If you want to skip first two line:
tail -n +3 <filename>
If you want to skip first x line:
tail -n +$((x+1)) <filename>
A less verbose version with AWK:
awk 'NR > 1e6' myfile.txt
But I would recommend using integer numbers.
Use the sed delete command with a range address. For example:
sed 1,100d file.txt # Print file.txt omitting lines 1-100.
Alternatively, if you want to only print a known range, use the print command with the -n flag:
sed -n 201,300p file.txt # Print lines 201-300 from file.txt
This solution should work reliably on all Unix systems, regardless of the presence of GNU utilities.
Use:
sed -n '1d;p'
This command will delete the first line and print the rest.

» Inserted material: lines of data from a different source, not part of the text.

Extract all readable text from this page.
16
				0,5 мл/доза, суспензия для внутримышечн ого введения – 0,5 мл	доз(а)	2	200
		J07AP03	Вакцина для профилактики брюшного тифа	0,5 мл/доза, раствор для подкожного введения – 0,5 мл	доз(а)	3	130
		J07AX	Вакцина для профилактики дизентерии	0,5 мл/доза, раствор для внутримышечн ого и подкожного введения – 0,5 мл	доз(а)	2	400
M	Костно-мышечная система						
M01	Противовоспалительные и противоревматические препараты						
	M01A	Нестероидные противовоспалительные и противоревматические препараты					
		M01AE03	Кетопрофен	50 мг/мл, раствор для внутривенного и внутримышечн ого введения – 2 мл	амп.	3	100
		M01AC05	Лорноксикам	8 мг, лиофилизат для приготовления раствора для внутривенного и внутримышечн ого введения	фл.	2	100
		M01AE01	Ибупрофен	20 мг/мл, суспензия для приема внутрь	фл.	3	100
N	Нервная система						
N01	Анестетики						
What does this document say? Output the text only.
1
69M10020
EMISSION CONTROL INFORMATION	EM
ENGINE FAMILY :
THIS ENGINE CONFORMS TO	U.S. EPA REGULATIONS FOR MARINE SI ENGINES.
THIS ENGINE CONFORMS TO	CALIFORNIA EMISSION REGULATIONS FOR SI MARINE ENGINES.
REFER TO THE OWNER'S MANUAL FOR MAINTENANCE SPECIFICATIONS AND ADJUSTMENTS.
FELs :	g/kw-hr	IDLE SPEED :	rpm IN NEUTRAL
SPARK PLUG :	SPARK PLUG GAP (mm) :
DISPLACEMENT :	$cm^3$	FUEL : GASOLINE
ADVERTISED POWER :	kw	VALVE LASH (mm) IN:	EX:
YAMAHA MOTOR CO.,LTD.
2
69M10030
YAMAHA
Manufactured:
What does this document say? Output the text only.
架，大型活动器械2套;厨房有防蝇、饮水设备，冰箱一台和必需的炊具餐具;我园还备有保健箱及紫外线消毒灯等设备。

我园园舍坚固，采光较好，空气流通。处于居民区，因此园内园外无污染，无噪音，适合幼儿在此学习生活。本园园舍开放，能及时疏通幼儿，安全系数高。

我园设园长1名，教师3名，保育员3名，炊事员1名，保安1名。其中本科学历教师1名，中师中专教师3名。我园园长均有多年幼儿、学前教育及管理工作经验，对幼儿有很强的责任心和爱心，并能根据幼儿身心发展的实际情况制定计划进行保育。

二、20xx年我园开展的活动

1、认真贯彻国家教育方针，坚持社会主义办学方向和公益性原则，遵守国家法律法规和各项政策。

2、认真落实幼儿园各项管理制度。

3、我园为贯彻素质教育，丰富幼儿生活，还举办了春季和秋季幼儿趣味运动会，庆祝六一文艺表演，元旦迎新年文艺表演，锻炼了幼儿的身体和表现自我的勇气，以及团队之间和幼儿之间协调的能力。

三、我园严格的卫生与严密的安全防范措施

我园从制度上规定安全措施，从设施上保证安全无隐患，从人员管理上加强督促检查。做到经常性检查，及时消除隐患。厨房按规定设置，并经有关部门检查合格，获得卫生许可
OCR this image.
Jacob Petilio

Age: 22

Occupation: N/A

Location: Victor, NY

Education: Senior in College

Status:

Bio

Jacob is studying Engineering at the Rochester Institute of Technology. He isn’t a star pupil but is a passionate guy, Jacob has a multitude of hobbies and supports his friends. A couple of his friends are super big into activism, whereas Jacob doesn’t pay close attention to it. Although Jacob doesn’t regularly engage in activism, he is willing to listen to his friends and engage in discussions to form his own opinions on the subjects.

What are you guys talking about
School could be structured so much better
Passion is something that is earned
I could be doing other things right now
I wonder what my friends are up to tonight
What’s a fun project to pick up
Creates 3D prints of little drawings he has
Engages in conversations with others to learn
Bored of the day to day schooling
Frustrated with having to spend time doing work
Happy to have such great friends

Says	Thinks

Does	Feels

If you want to see the first 10 lines you can use sed as below:
sed -n '1,10 p' myFile.txt
Or if you want to see lines from 20 to 30 you can use:
sed -n '20,30 p' myFile.txt
Just to propose a sed alternative. :) To skip first one million lines, try |sed '1,1000000d'.
Example:
$ perl -wle 'print for (1..1_000_005)'|sed '1,1000000d'
1000001
1000002
1000003
1000004
1000005
You can do this using the head and tail commands:
head -n <num> | tail -n <lines to print>
where num is 1e6 + the number of lines you want to print.
This shell script works fine for me:
#!/bin/bash
awk -v initial_line=$1 -v end_line=$2 '{
if (NR >= initial_line && NR <= end_line)
print $0
}' $3
Used with this sample file (file.txt):
one
two
three
four
five
six
The command (it will extract from second to fourth line in the file):
edu#debian5:~$./script.sh 2 4 file.txt
Output of this command:
two
three
four
Of course, you can improve it, for example by testing that all argument values are the expected :-)
cat < File > | awk '{if(NR > 6) print $0}'
I needed to do the same and found this thread.
I tried "tail -n +, but it just printed everything.
The more +lines worked nicely on the prompt, but it turned out it behaved totally different when run in headless mode (cronjob).
I finally wrote this myself:
skip=5
FILE="/tmp/filetoprint"
tail -n$((`cat "${FILE}" | wc -l` - skip)) "${FILE}"